In the beginning of this project, we created a very simple bash script to run the jobs we needed run in a crontab. It's just a lot easier, I've found, to run things out of a simple bash script than try and put them in the crontab itself. The crontab just looks cleaner, and it's not a real shell, so it's just better all-around.
But as the project got more complex, it was clear that I was beginning to test the limits of what could be easily done in bash. The problem then, was the fact that a vocal contingent of the guys on this project don't really know bash - and have no desire to learn it. Interestingly enough, their argument for using complex and difficult things like meta-programming in ruby is that there's a "floor full of people that understand it". But when bash comes up, it's not even really checked against that same "floor full of people" to see if they know it as well.
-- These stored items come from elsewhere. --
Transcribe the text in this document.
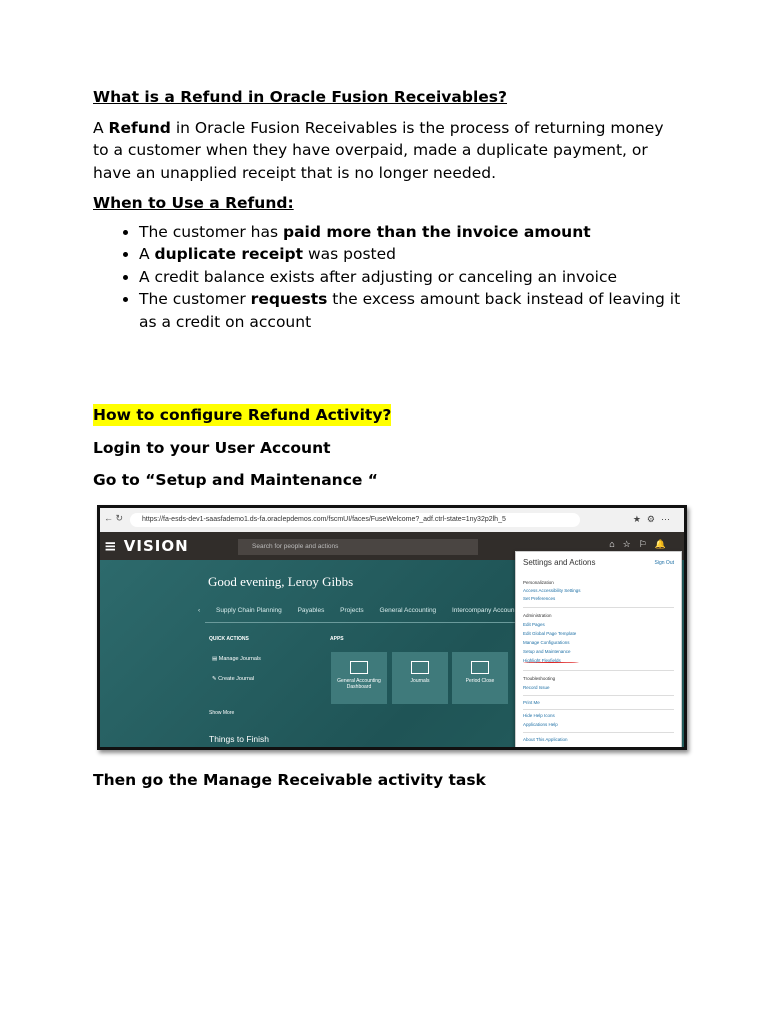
What is a Refund in Oracle Fusion Receivables?

A Refund in Oracle Fusion Receivables is the process of returning money to a customer when they have overpaid, made a duplicate payment, or have an unapplied receipt that is no longer needed.

When to Use a Refund:

• The customer has paid more than the invoice amount
• A duplicate receipt was posted
• A credit balance exists after adjusting or canceling an invoice
• The customer requests the excess amount back instead of leaving it as a credit on account
How to configure Refund Activity?
Login to your User Account
Go to “Setup and Maintenance “
← ↻	https://fa-esds-dev1-saasfademo1.ds-fa.oraclepdemos.com/fscmUI/faces/FuseWelcome?_adf.ctrl-state=1ny32p2lh_5	★⚙⋯
≡ VISION	Search for people and actions	⌂☆⚐🔔
Good evening, Leroy Gibbs
‹ Supply Chain Planning Payables Projects General Accounting Intercompany Accoun
QUICK ACTIONS	APPS
▤ Manage Journals
✎ Create Journal	General Accounting Dashboard
Journals	Period Close
Show More
Things to Finish
Settings and Actions	Sign Out
Personalization
Access Accessibility Settings
Set Preferences
Administration
Edit Pages
Edit Global Page Template
Manage Configurations
Setup and Maintenance
Highlight Flexfields
Troubleshooting
Record Issue
Print Me
Hide Help Icons
Applications Help
About This Application
Then go the Manage Receivable activity task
It's Code Monkeys, what can you say?
Anyway, as things progressed, I needed to have a way to simply run many jobs at the same time, but ensure that all jobs of a single kind are done before moving on to the next phase of processing. The solution I came up with was pretty straightforward, but not exactly very efficient. The idea was to have a loop and start n background processes, and then wait for all them to finish before continuing the looping and starting more.
This is a pretty simple but it means that the speed with which we can process things is determined by the slowest (or longest running) job in the batch. Therefore, a relatively small number of well placed jobs in the queue can really spread things out.
While this has been OK for a few weeks, we really needed something cleaner, so I came up with this far simpler plan:
function worker {
for i in $list; do
if [ lock($i) ]; then
do_work($i)
fi
done
}
The idea being that if I launch n of these with a simple:
for (( i=0; i<n; i++ )); do
( worker ) &
done
wait
then we'll have these workers running through the list of things to do - each picking up the next available job, and doing it, but skipping those that have been locked by the other workers.
Really pretty slick. The trick was finding out that mkdir is atomic, so it's simple to use that to make the directory tagging the process, and if we are able to make it, then we have to do the work, and if we can't, then someone else is, or has, done the work.
This is super cool!
I was thinking I'd need a queue, or something, and all I really needed was a list and a filesystem. That's sweet. Really. That's one of the coolest things I've seen in a long time.
Interestingly enough, the code is now a lot simpler:
Could not embed GitHub Gist 4178656: Not Found
I still need to test it all, and that will be Monday, but there's no reason to think it won't work, and this way, we have n workers all doing the best they can until all the work that's needed to be done is done, and then everything stops and we can move on to the next phase.
Very cool!